During the past session a bill for the development and encouragement of silk culture in the United States was introduced both in the House (H. R. 137, by Mr. Morrow) and in the Senate (S. 1426, by Senator Mitchell) at the instance of Mr. Joseph Neumann, of California. This bill creates a division of silk culture in this Department and defines the duties of the Secretary of Agriculture in con

nection therewith. Most important of these duties are the payment of bounties on reeled silk and cocoons produced in the United States and the establishment of sericultural experiment stations for the education of the people in the industries of silk raising and silk reeling and for similar purposes. Another bill (H. R. 8675) was introduced later in the session by Mr. McKenna for the encouragement of silk culture in the State of California. It proposed nothing that would not be included in an intelligent execution of the Neumann bill.

I am heartily in favor of the enactment of some measure which will embody the main features mentioned above. This measure was, you will recollect, referred to you for your opinion by the agricultural committees of the two Houses of Congress, and on your suggesting that it was perhaps inexpedient to report upon it pending action upon the revenue legislation which I have already mentioned, it was, I understand, temporarily laid aside. I now most respectfully and urgently recommend that the committees of the House and Senate be requested to take the matter into further consideration, and after suitable amendment to recommend favorable action upon the bill.
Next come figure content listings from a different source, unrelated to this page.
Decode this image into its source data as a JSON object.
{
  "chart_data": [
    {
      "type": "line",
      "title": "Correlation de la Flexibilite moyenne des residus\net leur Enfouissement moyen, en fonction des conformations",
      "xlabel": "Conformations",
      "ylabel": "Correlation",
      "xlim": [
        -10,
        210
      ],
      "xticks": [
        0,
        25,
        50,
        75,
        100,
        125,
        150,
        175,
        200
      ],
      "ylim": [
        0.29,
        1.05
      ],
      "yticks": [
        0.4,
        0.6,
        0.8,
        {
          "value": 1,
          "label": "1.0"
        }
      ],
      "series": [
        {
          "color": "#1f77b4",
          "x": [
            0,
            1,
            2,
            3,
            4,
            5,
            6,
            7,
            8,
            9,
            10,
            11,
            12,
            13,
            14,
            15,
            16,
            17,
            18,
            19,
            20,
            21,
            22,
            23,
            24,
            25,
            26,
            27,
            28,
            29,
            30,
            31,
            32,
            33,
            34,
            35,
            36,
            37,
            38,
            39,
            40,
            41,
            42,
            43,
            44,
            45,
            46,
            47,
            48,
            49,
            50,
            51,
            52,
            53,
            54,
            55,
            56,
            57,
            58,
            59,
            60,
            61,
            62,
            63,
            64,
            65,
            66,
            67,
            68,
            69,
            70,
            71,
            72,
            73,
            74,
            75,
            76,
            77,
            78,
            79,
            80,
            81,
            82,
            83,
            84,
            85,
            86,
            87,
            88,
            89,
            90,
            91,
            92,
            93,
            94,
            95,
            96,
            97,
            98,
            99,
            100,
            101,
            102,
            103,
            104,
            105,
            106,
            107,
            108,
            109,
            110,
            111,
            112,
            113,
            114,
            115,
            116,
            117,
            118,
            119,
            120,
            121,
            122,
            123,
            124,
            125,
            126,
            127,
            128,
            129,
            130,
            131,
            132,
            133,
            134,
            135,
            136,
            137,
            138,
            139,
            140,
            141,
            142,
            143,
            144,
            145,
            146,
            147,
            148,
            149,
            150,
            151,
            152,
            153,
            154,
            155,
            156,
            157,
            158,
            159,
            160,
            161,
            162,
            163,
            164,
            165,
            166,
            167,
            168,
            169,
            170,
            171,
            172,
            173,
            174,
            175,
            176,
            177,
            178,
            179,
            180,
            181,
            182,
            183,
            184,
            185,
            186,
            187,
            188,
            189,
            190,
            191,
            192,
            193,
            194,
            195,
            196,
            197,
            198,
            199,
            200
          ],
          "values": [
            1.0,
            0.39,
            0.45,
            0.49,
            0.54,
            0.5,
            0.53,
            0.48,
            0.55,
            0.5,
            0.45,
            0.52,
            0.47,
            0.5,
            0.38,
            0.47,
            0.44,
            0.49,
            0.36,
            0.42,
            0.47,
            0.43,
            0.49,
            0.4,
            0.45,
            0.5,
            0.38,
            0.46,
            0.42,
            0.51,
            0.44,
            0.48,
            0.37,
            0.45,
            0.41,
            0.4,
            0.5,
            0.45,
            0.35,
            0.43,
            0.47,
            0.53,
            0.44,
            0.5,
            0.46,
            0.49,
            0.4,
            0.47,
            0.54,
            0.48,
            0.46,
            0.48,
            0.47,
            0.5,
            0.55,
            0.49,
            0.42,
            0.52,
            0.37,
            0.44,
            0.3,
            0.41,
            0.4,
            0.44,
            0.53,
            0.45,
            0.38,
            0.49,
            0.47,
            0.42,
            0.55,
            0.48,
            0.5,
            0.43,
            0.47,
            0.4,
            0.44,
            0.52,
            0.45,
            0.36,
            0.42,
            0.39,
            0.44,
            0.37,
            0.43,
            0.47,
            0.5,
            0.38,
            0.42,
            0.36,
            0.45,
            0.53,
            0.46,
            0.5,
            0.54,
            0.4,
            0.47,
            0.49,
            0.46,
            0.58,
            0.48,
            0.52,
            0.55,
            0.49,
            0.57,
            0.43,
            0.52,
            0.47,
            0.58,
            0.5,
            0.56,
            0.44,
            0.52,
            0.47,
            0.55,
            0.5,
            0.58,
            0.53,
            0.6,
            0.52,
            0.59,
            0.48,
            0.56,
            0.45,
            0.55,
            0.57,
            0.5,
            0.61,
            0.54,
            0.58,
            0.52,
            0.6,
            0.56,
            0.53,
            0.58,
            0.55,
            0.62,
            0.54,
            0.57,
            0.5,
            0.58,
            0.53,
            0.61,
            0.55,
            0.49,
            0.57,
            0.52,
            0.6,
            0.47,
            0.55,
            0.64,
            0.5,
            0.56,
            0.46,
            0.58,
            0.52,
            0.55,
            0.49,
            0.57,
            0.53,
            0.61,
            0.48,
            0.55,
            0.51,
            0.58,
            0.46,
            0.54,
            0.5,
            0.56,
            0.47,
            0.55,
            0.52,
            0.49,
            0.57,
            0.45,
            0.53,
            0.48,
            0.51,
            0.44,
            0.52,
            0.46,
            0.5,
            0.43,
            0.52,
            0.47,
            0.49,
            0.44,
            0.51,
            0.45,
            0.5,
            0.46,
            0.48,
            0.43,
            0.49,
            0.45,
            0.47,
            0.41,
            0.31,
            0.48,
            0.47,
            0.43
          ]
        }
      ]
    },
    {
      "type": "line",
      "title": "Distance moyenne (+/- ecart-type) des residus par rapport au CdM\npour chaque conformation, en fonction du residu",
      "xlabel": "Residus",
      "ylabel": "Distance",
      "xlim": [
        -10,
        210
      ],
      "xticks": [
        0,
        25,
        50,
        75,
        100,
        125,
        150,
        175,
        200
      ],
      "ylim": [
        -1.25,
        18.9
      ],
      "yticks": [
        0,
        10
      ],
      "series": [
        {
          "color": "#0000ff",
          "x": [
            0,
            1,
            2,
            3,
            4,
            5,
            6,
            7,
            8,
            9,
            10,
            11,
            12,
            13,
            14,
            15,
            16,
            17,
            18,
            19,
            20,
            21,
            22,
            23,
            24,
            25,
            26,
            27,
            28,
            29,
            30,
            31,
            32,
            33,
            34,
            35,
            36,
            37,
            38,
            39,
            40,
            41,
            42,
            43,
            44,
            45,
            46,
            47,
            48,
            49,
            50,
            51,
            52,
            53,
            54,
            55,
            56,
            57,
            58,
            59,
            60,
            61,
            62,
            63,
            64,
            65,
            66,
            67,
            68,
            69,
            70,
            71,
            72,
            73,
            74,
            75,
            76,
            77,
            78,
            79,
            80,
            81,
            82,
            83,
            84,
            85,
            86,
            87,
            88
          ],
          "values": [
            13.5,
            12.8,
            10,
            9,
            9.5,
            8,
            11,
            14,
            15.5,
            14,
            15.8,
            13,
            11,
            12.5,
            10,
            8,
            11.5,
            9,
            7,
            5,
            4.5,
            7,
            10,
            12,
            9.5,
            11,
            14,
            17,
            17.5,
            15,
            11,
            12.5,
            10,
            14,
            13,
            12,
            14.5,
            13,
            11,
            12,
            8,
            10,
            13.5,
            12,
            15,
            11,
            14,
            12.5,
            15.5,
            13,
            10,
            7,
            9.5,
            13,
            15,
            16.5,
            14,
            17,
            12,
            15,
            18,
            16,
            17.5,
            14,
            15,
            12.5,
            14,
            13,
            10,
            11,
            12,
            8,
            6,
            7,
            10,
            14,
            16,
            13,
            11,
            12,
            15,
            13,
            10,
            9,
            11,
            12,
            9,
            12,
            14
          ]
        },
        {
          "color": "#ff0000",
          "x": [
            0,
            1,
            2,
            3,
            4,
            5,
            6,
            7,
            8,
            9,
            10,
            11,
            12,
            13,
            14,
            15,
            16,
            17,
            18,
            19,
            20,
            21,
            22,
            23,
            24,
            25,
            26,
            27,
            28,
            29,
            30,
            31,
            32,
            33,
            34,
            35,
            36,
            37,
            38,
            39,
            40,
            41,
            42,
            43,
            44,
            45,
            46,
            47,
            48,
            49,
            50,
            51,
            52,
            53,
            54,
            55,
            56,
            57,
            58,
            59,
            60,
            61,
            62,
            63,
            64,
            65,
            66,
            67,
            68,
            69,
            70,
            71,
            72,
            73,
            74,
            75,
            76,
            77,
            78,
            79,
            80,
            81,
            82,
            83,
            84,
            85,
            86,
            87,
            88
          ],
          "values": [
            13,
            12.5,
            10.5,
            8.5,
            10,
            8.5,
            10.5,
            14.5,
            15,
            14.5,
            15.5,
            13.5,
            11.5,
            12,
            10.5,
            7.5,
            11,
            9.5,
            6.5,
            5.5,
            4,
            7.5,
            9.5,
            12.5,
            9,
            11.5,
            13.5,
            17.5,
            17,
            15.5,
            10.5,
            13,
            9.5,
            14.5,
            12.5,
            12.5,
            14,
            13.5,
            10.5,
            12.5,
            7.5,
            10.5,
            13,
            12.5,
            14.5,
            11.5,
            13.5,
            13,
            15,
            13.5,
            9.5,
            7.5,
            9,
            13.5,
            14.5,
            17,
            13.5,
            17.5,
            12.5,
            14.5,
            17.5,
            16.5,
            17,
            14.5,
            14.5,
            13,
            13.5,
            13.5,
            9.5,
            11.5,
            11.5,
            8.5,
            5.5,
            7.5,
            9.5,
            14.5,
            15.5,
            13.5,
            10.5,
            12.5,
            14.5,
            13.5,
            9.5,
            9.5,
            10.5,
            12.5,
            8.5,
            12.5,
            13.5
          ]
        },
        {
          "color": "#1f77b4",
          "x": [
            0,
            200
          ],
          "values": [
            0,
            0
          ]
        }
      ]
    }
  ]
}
The passage of some measure which shall give a permanent and sure encouragement to silk reelers and growers is, in my estimation, a sine qua non to the establishment of silk growing in the United States. After carefully considering the matter I am of the opinion that better results can be obtained by the payment of a bounty for a period of, say ten years, than by the imposition of any duty, however large, upon the manufactured material. The disposition shown by Congress to grant bounties, as evidenced in the case of the sugar industry, will, I hope, lead that body to a favorable consideration of this suggestion now that the question, as applied to the silk industry, is freed from the entanglement of being embodied in a general tariff bill.

Feeling as I do the importance of such legislation to the future of silk culture, and the probability that a failure upon the part of Congress to enact it would be very detrimental to the interests of silk raisers, I deem it proper to present, in as few words as possible, a summary of those reasons which have led me to the belief that under suitable conditions this industry might be made profitable in our country. It has many times been stated in our reports that the inadvisability of attempting silk culture on a large scale had been established for years by the disastrous results of experiments of this nature in France and Italy. The average quantity of eggs placed in incubation in those countries is now about two ounces for each family. Under such circumstances the European farmer is not called upon to employ extra labor, nor are the services of the men of the family required except during the last few days of the rearing. It will be understood that the confining of this work to the women and children necessitates the planting of the mulberry trees in a convenient place near the house, their periodical pruning in such a shape that their leaves can be gathered economically and quickly, and a further condition, perhaps axiomatic, that the persons in charge of the work shall possess such experience as will enable them to perform their labors without serious mistakes or useless friction. It would be an imputation which I should be far from placing upon the women. of our farming classes to suggest that they are not as able as their sisters in Europe to become expert silk raisers in a short time.